As the Chair of the DC Board of Architecture and Interior Design, Ronnie shared with us some valuable insight into the standards of professional practice and how the board works to improve the profession in the DC community. He reviewed some case studies and helped the Scholars understand the concepts of legality and ethics. Life is not normally like the plot in a classic movie, Mr. McGhee explained, it’s not as simple as “bad guy versus good guy” where things are very black and white and easy to acknowledge – oftentimes, everyone has their own motivations for the decisions they make. The onus then is put on us, as professionals, to ask ourselves not only if our decisions are legally correct, but if they are also morally and ethically correct. He left us with a simple question, we must ask ourselves: “Are you proud of yourself in making this decision?”

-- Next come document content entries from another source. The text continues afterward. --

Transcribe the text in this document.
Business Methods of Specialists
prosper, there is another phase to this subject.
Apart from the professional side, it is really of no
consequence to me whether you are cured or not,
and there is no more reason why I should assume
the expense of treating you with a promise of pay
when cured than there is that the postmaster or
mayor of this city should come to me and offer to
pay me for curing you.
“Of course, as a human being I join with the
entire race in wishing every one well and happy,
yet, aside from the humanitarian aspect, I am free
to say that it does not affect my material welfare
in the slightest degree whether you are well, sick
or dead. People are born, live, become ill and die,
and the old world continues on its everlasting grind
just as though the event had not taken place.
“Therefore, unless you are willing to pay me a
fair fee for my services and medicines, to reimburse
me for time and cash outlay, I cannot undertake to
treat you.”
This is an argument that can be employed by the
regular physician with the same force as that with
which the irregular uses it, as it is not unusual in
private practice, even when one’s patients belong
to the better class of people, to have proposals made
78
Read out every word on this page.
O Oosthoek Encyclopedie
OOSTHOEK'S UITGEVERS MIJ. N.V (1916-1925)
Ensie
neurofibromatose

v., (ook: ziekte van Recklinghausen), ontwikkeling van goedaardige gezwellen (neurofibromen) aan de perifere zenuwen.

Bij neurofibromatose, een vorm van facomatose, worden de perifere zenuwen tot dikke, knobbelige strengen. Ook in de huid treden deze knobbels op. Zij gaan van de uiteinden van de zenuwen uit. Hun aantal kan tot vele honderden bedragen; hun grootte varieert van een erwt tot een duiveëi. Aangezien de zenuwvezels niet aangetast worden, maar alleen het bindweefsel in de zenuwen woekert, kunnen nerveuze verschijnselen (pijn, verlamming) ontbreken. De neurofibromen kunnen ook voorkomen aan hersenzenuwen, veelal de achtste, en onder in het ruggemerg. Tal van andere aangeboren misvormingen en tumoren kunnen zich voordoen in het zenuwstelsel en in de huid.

As the person who literally wrote the book on contract negotiation for architects, Ava Abramowitz urged the Scholars to recognize that what is best for us as architects on a project is what is best for our client. Proving that we can most aptly advocate for our profession by helping our clients become better business people, Ms. Abramowitz showed us ways we can calm the emotional and sometimes tense process of contract negotiation, by distilling everything down to simple business decisions for our clients to easily navigate. She showed us how to ask the right questions and come to understand our clients’ motivations, resulting in fair compensation and contract negotiations in the profession.
Terrence McShane delivered an energetic presentation on law for architects. Going over specific contract language, he stressed to the Scholars to be actively involved and aware of the risks and liability issues. Mr. McShane used various case studies to impart helpful hints and tips in navigating the waters of liability and contract negotiations – including indemnification language in contracts, judicious documentation of all activities in a project, getting all scope and services in writing, and understanding your “standard of care.”

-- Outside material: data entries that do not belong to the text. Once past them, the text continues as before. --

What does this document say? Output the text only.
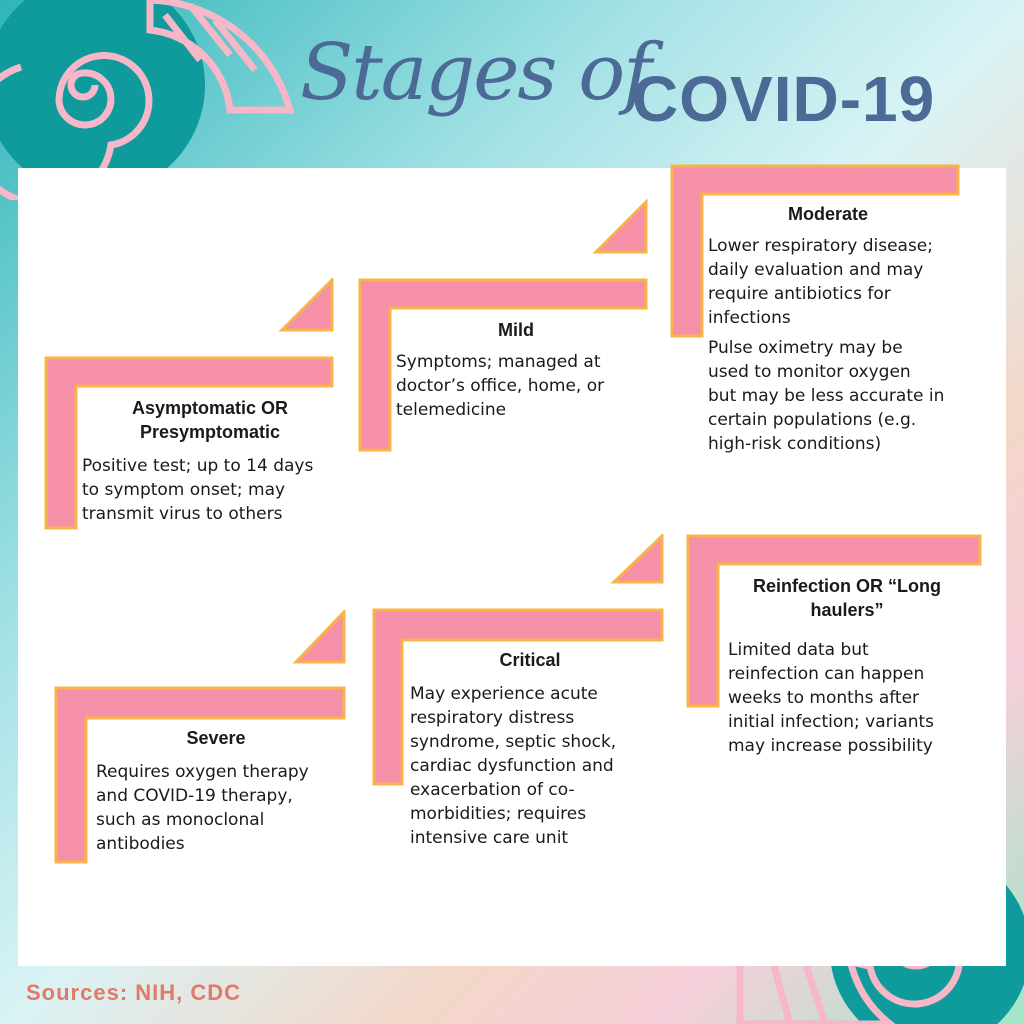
Stages of
COVID-19
Asymptomatic OR
Presymptomatic
Positive test; up to 14 days
to symptom onset; may
transmit virus to others
Mild
Symptoms; managed at
doctor’s office, home, or
telemedicine
Moderate
Lower respiratory disease;
daily evaluation and may
require antibiotics for
infections
Pulse oximetry may be
used to monitor oxygen
but may be less accurate in
certain populations (e.g.
high-risk conditions)
Severe
Requires oxygen therapy
and COVID-19 therapy,
such as monoclonal
antibodies
Critical
May experience acute
respiratory distress
syndrome, septic shock,
cardiac dysfunction and
exacerbation of co-
morbidities; requires
intensive care unit
Reinfection OR “Long
haulers”
Limited data but
reinfection can happen
weeks to months after
initial infection; variants
may increase possibility
Sources: NIH, CDC
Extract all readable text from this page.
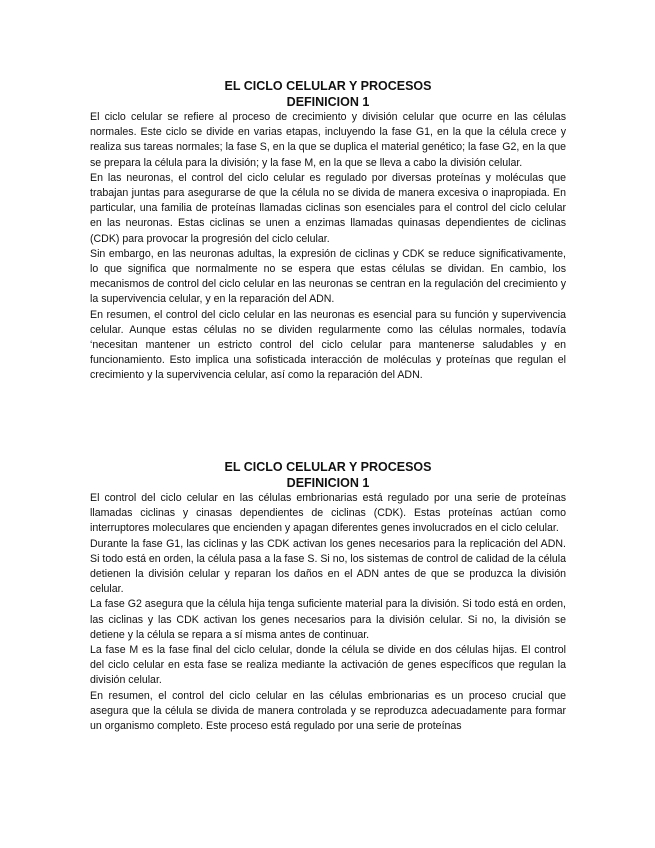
EL CICLO CELULAR Y PROCESOS

DEFINICION 1

El ciclo celular se refiere al proceso de crecimiento y división celular que ocurre en las células normales. Este ciclo se divide en varias etapas, incluyendo la fase G1, en la que la célula crece y realiza sus tareas normales; la fase S, en la que se duplica el material genético; la fase G2, en la que se prepara la célula para la división; y la fase M, en la que se lleva a cabo la división celular.

En las neuronas, el control del ciclo celular es regulado por diversas proteínas y moléculas que trabajan juntas para asegurarse de que la célula no se divida de manera excesiva o inapropiada. En particular, una familia de proteínas llamadas ciclinas son esenciales para el control del ciclo celular en las neuronas. Estas ciclinas se unen a enzimas llamadas quinasas dependientes de ciclinas (CDK) para provocar la progresión del ciclo celular.

Sin embargo, en las neuronas adultas, la expresión de ciclinas y CDK se reduce significativamente, lo que significa que normalmente no se espera que estas células se dividan. En cambio, los mecanismos de control del ciclo celular en las neuronas se centran en la regulación del crecimiento y la supervivencia celular, y en la reparación del ADN.

En resumen, el control del ciclo celular en las neuronas es esencial para su función y supervivencia celular. Aunque estas células no se dividen regularmente como las células normales, todavía ‘necesitan mantener un estricto control del ciclo celular para mantenerse saludables y en funcionamiento. Esto implica una sofisticada interacción de moléculas y proteínas que regulan el crecimiento y la supervivencia celular, así como la reparación del ADN.

EL CICLO CELULAR Y PROCESOS

DEFINICION 1

El control del ciclo celular en las células embrionarias está regulado por una serie de proteínas llamadas ciclinas y cinasas dependientes de ciclinas (CDK). Estas proteínas actúan como interruptores moleculares que encienden y apagan diferentes genes involucrados en el ciclo celular.

Durante la fase G1, las ciclinas y las CDK activan los genes necesarios para la replicación del ADN. Si todo está en orden, la célula pasa a la fase S. Si no, los sistemas de control de calidad de la célula detienen la división celular y reparan los daños en el ADN antes de que se produzca la división celular.

La fase G2 asegura que la célula hija tenga suficiente material para la división. Si todo está en orden, las ciclinas y las CDK activan los genes necesarios para la división celular. Si no, la división se detiene y la célula se repara a sí misma antes de continuar.

La fase M es la fase final del ciclo celular, donde la célula se divide en dos células hijas. El control del ciclo celular en esta fase se realiza mediante la activación de genes específicos que regulan la división celular.

En resumen, el control del ciclo celular en las células embrionarias es un proceso crucial que asegura que la célula se divida de manera controlada y se reproduzca adecuadamente para formar un organismo completo. Este proceso está regulado por una serie de proteínas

Afterwards the Scholars were able to work hand in hand with Mr. McShane and Ms. Abramowitz in analyzing and reviewing real contract samples and working on distinguishing what red flags might look like and how the Scholars might be able to find a solution. The Scholars broke out into smaller groups to dissect different contract samples and report back to the group their findings and discuss what they learned.
Finally, the Scholars came back together for a Q & A session with Ms. Abramowitz and Mr. McShane to summarize what was learned and wrap up the session with some in-depth discussion into Integrated Product Delivery (IPD) projects and the various ways that project players can organize a mutually incentivized project delivery system.